Assessment of ideal cardiovascular health metrics
We used the AHA definitions of ideal cardiovascular health metrics [3]. These metrics consist of 7 modifiable health behaviors and factors, which were divided into three levels (ideal = 2 points; intermediate = 1 point; poor = 0 points).

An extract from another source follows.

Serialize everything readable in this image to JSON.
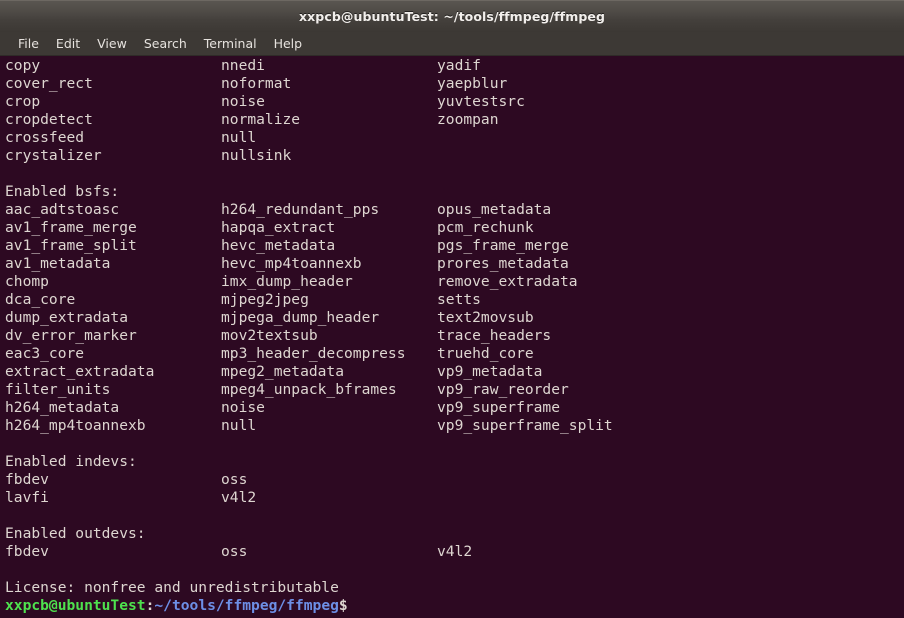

CVH was assessed based on hemodialysis patients’ self-reported smoking status, dietary habits, physical activity, and medication for hypertension, diabetes, and hyperlipidemia, in conjunction with their blood indicators. In addition, since salt intake has a significant impact on the cardiovascular health of the Chinese population, the dietary habits in this study will primarily focus on salt intake rather than vegetable intake [17]. Briefly, the ideal health behaviors include: (1) ideal smoking status, which means never smoking or quitting smoking more than 12 months ago; (2) ideal BMI, which is BMI < 25.0 kg/m2; (3) ideal physical activity, which means moderate to vigorous physical activity ≥ 150 min/week; (4) ideal dietary habits, characterized by light salt intake. The ideal health factors include: (1) ideal Total Cholesterol (TCH), Untreated TCH < 5.18 mmol/L; (2) ideal Fasting Plasma Glucose (FPG), Untreated FPG < 5.6 mmol/L; (3) ideal Blood Pressure (BP), untreated Systolic Blood Pressure (SBP) < 120 mmHg/ Diastolic Blood Pressure (DBP) < 80 mmHg. We sum up the number of ideal cardiovascular health metrics for each patient, ranging from 0 to 7. Patients were categorized into poor (0–2), intermediate (3–4), and ideal (5-7) [3].
Statistical analysis
Data were presented as mean ± SD and median (quartiles) for continuous variables, and frequency (percentages) for categorical variables. Analysis of variance and Kruskal-Wallis test corrected by Bonferroni were used for continuous variables, and χ2 test was used for categorical variables.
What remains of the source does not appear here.